As the above chart shows, India’s auto sales have now fallen for the last 6 months versus the previous year. According to India’s auto association, this has never happened before (sales data was first collected in March 1998). This is another symptom of India’s slowing GDP growth, with the government estimating Q1’s level at just 5% – the lowest in a decade.
The problem is that India remains one of the world’s poorest countries. According to the IMF, GDP/capita was just $1492 in 2012, placing it 140th in the world rankings. And as we warned in chapter 6 of Boom, Gloom and the New Normal, most analysts have wrongly interpreted high levels of income growth to mean India is about to become ‘middle class’:
• India’s per capita incomes have been growing fast, as reforms boosted the economy
• They were up 12% in 2012, after 14% growth in 2011
• But they are still only Rs 57k/year ($1040)

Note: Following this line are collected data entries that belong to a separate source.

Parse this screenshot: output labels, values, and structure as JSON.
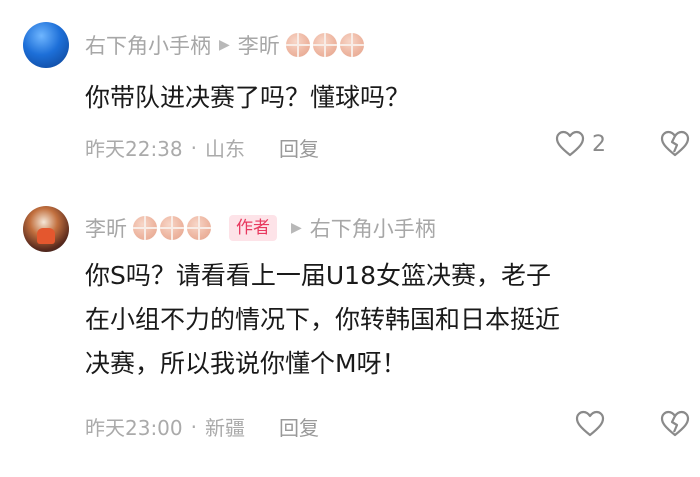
{
  "comments": [
    {
      "author": "右下角小手柄",
      "reply_to": "李昕",
      "text_lines": [
        "你带队进决赛了吗？懂球吗？"
      ],
      "time": "昨天22:38",
      "separator": "·",
      "location": "山东",
      "reply_label": "回复",
      "like_count": "2",
      "badges": [
        "basketball",
        "basketball",
        "basketball"
      ]
    },
    {
      "author": "李昕",
      "author_badge": "作者",
      "reply_to": "右下角小手柄",
      "text_lines": [
        "你S吗？请看看上一届U18女篮决赛，老子",
        "在小组不力的情况下，你转韩国和日本挺近",
        "决赛，所以我说你懂个M呀！"
      ],
      "time": "昨天23:00",
      "separator": "·",
      "location": "新疆",
      "reply_label": "回复",
      "badges": [
        "basketball",
        "basketball",
        "basketball"
      ]
    }
  ],
  "icons": {
    "like": "heart-outline-icon",
    "dislike": "broken-heart-outline-icon",
    "arrow": "right-triangle-icon",
    "badge": "basketball-icon"
  }
}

This means cars are currently far too expensive to become a mass-market. Instead people rely on motorbikes and rickshaws. And those who do want to buy cars, need to borrow. This is difficult to afford at current interest rates, even with major incentives on offer from the main manufacturers.
In addition, today’s high gasoline prices, caused by the liquidity created by western central banks, have been another barrier. They are currently Rs53/l ($1/l, $4/gal). Thus the cost of 4 litres, or I US gallon, is the same as an average person’s daily income.
But the world will change. The key issue with India’s car market is currently affordability. And so Nissan’s planned launch of its $3k Datsun range is a potentially game-changing moment. The timing may even prove inspired, as it could easily coincide with a return to historical levels of $30/bbl for oil prices. Potential suppliers need to move quickly if they want to benefit.